Following several acquisitions, GLS currently has sales of 1 billion euros and employs around 12,000 people. The company together with its British parent is the number five in Europe in terms of market share.

But by shelving its acquisition plans, experts believe GLS will be left behind in the race for the leading position on Europe’s market for courier, express and parcel-delivery services. Europe’s current market leader, Deutsche Post, and number two, TPG of the Netherlands, are widely seen to stand the best chances of success, along with America’s UPS and the French postal service. These companies’ networks, unlike those of their closest competitors, combine overland and air services.

Back disagrees.
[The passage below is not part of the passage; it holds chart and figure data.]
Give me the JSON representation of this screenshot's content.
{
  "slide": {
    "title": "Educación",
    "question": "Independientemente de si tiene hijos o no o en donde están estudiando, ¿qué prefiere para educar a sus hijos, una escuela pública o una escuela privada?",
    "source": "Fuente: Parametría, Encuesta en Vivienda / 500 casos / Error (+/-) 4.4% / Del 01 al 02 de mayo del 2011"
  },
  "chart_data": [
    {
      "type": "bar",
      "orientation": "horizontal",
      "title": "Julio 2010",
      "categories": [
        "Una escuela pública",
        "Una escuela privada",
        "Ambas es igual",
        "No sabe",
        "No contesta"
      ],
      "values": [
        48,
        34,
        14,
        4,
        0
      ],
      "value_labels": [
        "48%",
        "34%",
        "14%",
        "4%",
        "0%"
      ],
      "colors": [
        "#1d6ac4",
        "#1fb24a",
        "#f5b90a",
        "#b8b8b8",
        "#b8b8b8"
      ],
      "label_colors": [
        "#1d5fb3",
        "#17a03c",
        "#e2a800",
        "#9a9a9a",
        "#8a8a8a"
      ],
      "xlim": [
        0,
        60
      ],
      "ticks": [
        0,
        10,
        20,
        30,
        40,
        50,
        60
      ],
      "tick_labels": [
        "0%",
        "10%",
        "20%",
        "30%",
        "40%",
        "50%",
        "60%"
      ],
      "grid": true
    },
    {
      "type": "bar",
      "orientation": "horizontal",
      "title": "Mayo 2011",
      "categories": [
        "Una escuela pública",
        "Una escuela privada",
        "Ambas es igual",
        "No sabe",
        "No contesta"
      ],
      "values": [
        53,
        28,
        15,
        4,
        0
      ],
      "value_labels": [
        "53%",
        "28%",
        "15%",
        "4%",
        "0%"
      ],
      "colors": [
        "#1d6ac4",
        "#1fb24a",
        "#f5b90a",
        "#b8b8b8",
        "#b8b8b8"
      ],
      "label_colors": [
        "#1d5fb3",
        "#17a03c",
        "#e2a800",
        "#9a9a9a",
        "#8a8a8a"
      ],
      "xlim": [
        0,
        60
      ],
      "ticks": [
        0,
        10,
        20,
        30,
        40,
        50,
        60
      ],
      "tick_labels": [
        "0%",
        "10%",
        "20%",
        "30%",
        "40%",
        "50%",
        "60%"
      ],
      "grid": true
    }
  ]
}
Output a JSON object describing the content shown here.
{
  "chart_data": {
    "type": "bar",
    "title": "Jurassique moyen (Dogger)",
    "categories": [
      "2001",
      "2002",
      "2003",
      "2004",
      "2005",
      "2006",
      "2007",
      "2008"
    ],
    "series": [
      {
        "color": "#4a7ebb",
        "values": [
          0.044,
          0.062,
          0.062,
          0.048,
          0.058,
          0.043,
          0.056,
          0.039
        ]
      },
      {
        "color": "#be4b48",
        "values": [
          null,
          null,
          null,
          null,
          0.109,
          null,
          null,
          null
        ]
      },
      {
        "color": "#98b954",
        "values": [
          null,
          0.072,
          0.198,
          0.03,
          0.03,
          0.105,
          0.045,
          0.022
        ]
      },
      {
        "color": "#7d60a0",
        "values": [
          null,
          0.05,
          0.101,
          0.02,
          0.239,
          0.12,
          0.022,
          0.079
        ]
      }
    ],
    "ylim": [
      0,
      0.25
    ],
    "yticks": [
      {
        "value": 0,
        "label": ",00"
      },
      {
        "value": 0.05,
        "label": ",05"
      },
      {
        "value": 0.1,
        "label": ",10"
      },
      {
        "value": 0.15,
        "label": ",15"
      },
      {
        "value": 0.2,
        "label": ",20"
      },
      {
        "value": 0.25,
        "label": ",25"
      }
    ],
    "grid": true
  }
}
Even though GLS focuses on overland deliveries, it is utilizing partnerships to offer its 150,000 customers an extensive delivery service, he argued. “We don’t need to spend money on acquisitions as long as we can meet the demands of our customers.”

The company’s main focus will now shift towards increasing profitability, Back said. Providing figures for the first time, he said that GLS was aiming at an earnings before interest and taxes (ebit) margin of 2.7% on revenue of 1.25 billion euros and an operating cash flow of 54 million euros in its 2002/03 business year, ending March 31. In its previous business year, the ebit margin came in at 1.7% on 1 billion euros revenue.

But Back conceded that German Parcel was still some way off its 2004 ebit margin target of 5%. This is to be achieved mostly through cost-cutting, but – following in the footsteps of Deutsche Post – also through price increases that will average 3.5%, Back said.